HENRY COUNTY, Ga. — Crooks took over a longtime Henry County business’s registration at the Georgia Secretary of State’s office. The company’s owners now wonder what kind of damage they can do with that control.
It was an employee at a PNC Bank branch and another at a different DeKalb PNC location who first flagged this fraud, Channel 2 investigative reporter Justin Gray said.
When someone came in trying to set up a bank account, the banker noticed the officer information for the company had just been changed electronically in the middle of the night before.
“I feel like somebody stole our company,” Charles Roberts said. He and his sister Debbie Avans run C&M Masonry.
If you go right now to the Georgia Secretary of State business registry, someone named Steven Long is secretary, CFO and CEO of C&M Masonry.
Roberts and Avans apparently replaced at the company that’s been in their family for four decades.
“We got blocked out on (the) company. So we’re concerned about what all can he do,” Roberts said.
They found out something was wrong when a PNC Bank employee called to check about Long setting up a business account.
“He said they were not going to open the account, but they encouraged me to check Secretary of State. I thought it was a bogus call, you know, fraud call,” Avans said.
That’s when she saw this, someone changed their registration at 2 a.m. last Tuesday.
“The part we were frustrated about, we can’t go in and change it back, can’t fix it,” Roberts said.
A $71,000 check made out to C&M Masonry was also stolen from the mail last week. They believe the crook is trying to cash it.
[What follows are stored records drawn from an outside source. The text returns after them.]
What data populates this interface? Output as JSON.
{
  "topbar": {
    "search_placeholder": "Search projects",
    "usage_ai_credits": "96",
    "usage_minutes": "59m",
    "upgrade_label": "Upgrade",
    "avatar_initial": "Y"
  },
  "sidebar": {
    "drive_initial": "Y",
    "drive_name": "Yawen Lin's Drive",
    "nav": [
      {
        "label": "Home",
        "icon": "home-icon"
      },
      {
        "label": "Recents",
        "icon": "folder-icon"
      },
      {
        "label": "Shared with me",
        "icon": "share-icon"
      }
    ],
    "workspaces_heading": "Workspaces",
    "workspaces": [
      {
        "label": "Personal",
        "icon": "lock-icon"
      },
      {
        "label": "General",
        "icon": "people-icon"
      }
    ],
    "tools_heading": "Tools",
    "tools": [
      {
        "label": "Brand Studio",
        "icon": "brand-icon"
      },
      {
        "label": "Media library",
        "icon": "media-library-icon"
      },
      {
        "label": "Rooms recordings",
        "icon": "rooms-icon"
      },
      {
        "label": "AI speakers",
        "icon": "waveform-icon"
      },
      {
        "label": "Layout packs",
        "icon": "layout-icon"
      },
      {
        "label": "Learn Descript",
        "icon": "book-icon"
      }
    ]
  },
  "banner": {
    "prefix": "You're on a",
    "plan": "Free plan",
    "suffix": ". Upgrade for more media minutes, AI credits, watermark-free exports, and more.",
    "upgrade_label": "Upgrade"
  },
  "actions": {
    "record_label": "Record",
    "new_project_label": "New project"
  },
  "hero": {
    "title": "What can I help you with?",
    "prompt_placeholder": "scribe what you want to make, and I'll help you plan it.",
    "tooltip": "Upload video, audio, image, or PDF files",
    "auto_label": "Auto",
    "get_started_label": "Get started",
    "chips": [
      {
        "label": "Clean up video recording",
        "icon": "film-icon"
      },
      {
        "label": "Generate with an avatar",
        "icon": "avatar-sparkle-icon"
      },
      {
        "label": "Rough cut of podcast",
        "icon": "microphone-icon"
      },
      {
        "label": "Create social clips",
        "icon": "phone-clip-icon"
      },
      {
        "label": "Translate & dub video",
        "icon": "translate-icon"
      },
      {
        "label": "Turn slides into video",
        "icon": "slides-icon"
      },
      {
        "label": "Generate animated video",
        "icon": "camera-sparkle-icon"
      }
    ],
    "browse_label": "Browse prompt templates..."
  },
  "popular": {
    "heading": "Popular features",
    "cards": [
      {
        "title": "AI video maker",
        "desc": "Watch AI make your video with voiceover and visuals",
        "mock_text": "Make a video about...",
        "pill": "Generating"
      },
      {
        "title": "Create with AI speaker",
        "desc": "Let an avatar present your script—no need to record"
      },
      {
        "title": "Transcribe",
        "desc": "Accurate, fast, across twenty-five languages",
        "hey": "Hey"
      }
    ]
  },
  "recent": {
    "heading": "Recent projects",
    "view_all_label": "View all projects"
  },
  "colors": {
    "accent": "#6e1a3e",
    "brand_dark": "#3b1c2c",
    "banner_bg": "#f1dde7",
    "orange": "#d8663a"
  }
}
“The uncomfortable thing is, is what else are they doing? This is the only thing I know about. And did they actually get an account open?” Avans said.
Georgia Deputy Secretary of State Matthew Tyser says this is rare.
The office has security steps in place to try to prevent hacking of the business registry.
“When we send out that email to you or send it to your registered agent, it’s the form of two-factor authentication, right? Somebody can’t make the change without us telling you about it,” Tyser said.
It’s been so long since C&M Masonry was incorporated, Roberts and Avans don’t know where that authentication message might have gone. They never saw it.
But they want to make sure other Georgia businesses don’t go through this
“Check them. Make sure that information is correct in there, because if they did it to us, they’re doing it to others,” Avans said.
Channel 2 Investigates has the email address the fake CEO used, so we messaged him, asking is he the CEO of C&M Masonry.
He did not respond.
Roberts and Avans got the company who wrote that $71,000 check to stop payment. They are concerned the crook may have successfully opened a bank account in their name somewhere else or may still be trying.